En una pulpería de Cartagena de Indias recién desembarcado de la Isla de Aruba, alguien - después supe su nombre: Maqroll el Gaviero - con una botella de ron Cacique venezolano en la mano, anunció con voz retumba estas palabras:
“El siglo que me hubiera gustado vivir es el XVIII, con toda su carga de cinismo, de libertinaje, de elegancia, de bien escribir... Esta época de ahora es exactamente la época en la que no hubiera querido vivir jamás”.
Hablaba con la hipocondría del marino padeciendo fiebre de heno.
Dos días en tierra firme y una tarde tumbado en la pensión ‘El pirata piraña’, se le pasaría la borrasca y volvería a hacer planes para ir en busca de El Dorado.
Él sabía que el mar de los caribes no es solamente una idea anegada de mitos, sino una alucinación ineludible.
Con Maqroll El Gaviero, mi persona – marino de tierra firme en el Gijón de mi infancia – puede recorrer en su buque las costas margariteñas, los océanos recónditos hasta amarrar en los malecones de puertos exóticos, con besos fogosos de mujeres esperando en el bar de la bahía, y el sabor empalagoso del vino macerado en cráteras griegas.
En un tiempo en que regresamos a puerto tras subir Cabo de Hornos a Comodoro Rivadavia, Mar de Plata y, tras mucho bordear, entramos en Recife.
Ablución de agua clara, chinchorros, juego de barajas, vino y peleas de gallos. Dos semanas no más y salida hacia la isla de George Town, en mitad del Océano Atlántico Sur.
El piélago era una balsa platinada, y una vez en la capital de Liberia, el desplazamiento se hizo apacible entre la costa africana buscando el norte, al encuentro del Estrecho de Gibraltar.
En esas aguas en las que Hércules levantó columnas, y Constantino Cavafis, Lawrence Durrell, James Joyce, Paúl Bowles o Naguib Mahfuz, tañeron sonidos y desnudaron sus propios espectros literarios, fuimos recibidos.

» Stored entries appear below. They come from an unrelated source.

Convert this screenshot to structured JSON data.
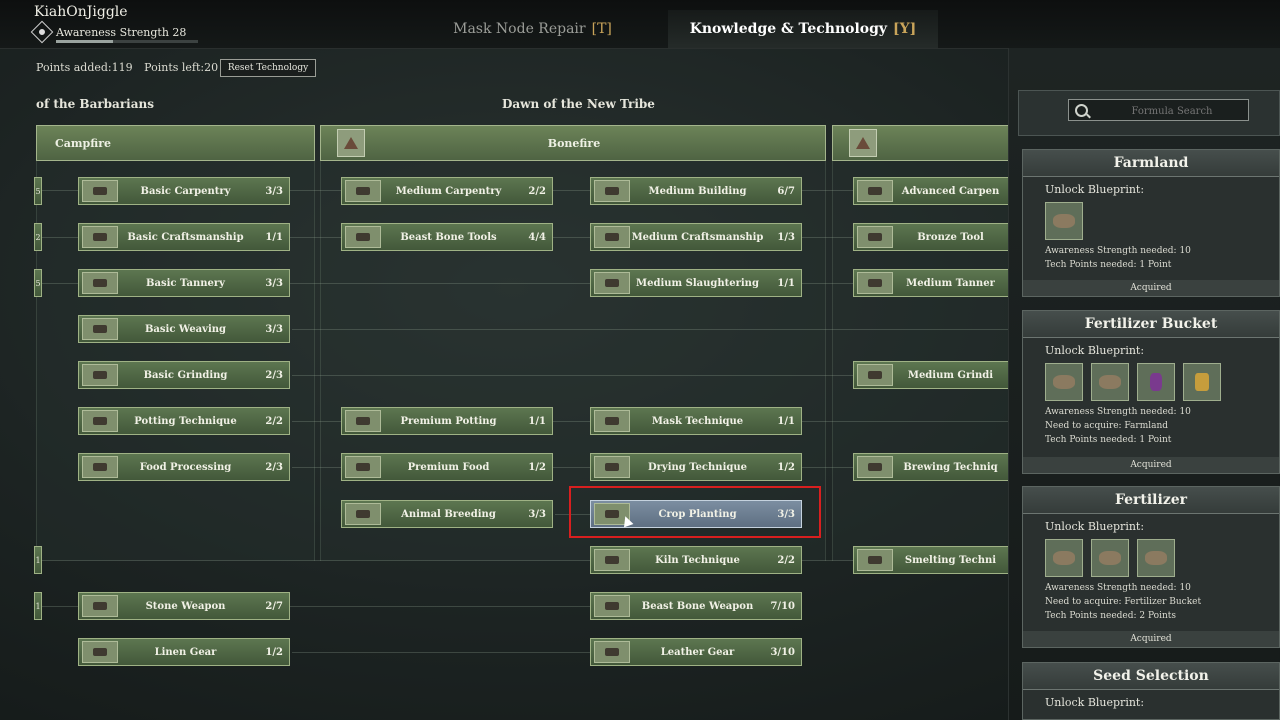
{
  "player": {
    "name": "KiahOnJiggle",
    "awareness_label": "Awareness Strength 28",
    "awareness_progress": 0.4
  },
  "tabs": [
    {
      "label": "Mask Node Repair",
      "key": "[T]"
    },
    {
      "label": "Knowledge & Technology",
      "key": "[Y]"
    }
  ],
  "points": {
    "added": "Points added:119",
    "left": "Points left:20",
    "reset_label": "Reset Technology"
  },
  "columns": {
    "left": "of the Barbarians",
    "middle": "Dawn of the New Tribe"
  },
  "tiers": {
    "campfire": "Campfire",
    "bonefire": "Bonefire"
  },
  "stubs": [
    "5",
    "2",
    "5",
    "1",
    "1"
  ],
  "col1": [
    {
      "name": "Basic Carpentry",
      "count": "3/3"
    },
    {
      "name": "Basic Craftsmanship",
      "count": "1/1"
    },
    {
      "name": "Basic Tannery",
      "count": "3/3"
    },
    {
      "name": "Basic Weaving",
      "count": "3/3"
    },
    {
      "name": "Basic Grinding",
      "count": "2/3"
    },
    {
      "name": "Potting Technique",
      "count": "2/2"
    },
    {
      "name": "Food Processing",
      "count": "2/3"
    },
    {
      "name": "Stone Weapon",
      "count": "2/7"
    },
    {
      "name": "Linen Gear",
      "count": "1/2"
    }
  ],
  "col2": [
    {
      "name": "Medium Carpentry",
      "count": "2/2"
    },
    {
      "name": "Beast Bone Tools",
      "count": "4/4"
    },
    {
      "name": "Premium Potting",
      "count": "1/1"
    },
    {
      "name": "Premium Food",
      "count": "1/2"
    },
    {
      "name": "Animal Breeding",
      "count": "3/3"
    }
  ],
  "col3": [
    {
      "name": "Medium Building",
      "count": "6/7"
    },
    {
      "name": "Medium Craftsmanship",
      "count": "1/3"
    },
    {
      "name": "Medium Slaughtering",
      "count": "1/1"
    },
    {
      "name": "Mask Technique",
      "count": "1/1"
    },
    {
      "name": "Drying Technique",
      "count": "1/2"
    },
    {
      "name": "Crop Planting",
      "count": "3/3"
    },
    {
      "name": "Kiln Technique",
      "count": "2/2"
    },
    {
      "name": "Beast Bone Weapon",
      "count": "7/10"
    },
    {
      "name": "Leather Gear",
      "count": "3/10"
    }
  ],
  "col4": [
    {
      "name": "Advanced Carpen"
    },
    {
      "name": "Bronze Tool"
    },
    {
      "name": "Medium Tanner"
    },
    {
      "name": "Medium Grindi"
    },
    {
      "name": "Brewing Techniq"
    },
    {
      "name": "Smelting Techni"
    }
  ],
  "search": {
    "placeholder": "Formula Search"
  },
  "cards": [
    {
      "title": "Farmland",
      "unlock": "Unlock Blueprint:",
      "awareness": "Awareness Strength needed: 10",
      "need": "",
      "points": "Tech Points needed: 1 Point",
      "status": "Acquired"
    },
    {
      "title": "Fertilizer Bucket",
      "unlock": "Unlock Blueprint:",
      "awareness": "Awareness Strength needed: 10",
      "need": "Need to acquire: Farmland",
      "points": "Tech Points needed: 1 Point",
      "status": "Acquired"
    },
    {
      "title": "Fertilizer",
      "unlock": "Unlock Blueprint:",
      "awareness": "Awareness Strength needed: 10",
      "need": "Need to acquire: Fertilizer Bucket",
      "points": "Tech Points needed: 2 Points",
      "status": "Acquired"
    },
    {
      "title": "Seed Selection",
      "unlock": "Unlock Blueprint:"
    }
  ]
}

El mar de la filosofía y el trigo, estaba quieto. Sobre esas bocanadas saladas vinieron a sus playas de arena blanca, civilizaciones envueltas en cántaros de miel, poesía épica, melodías de Cartago y de Creta, mientras los bardos de Sorrento sembraban de azafrán los labrantíos de Trípoli y Alejandría.
Tiempo atrás, estando ya en la costa valenciana haciendo parada y fonda, solíamos venir a sentarnos a estas orillas.
Éramos parte del mocerío, y acariciábamos la luz para hacer luciérnagas. Media esperanza se entretejió entre las ramas de los pinares del El Saler y nuestras añoranzas caribeñas
Al presente, nos hallamos encallados a manera de conchas y guijarros, en la playa de Malvarrosa.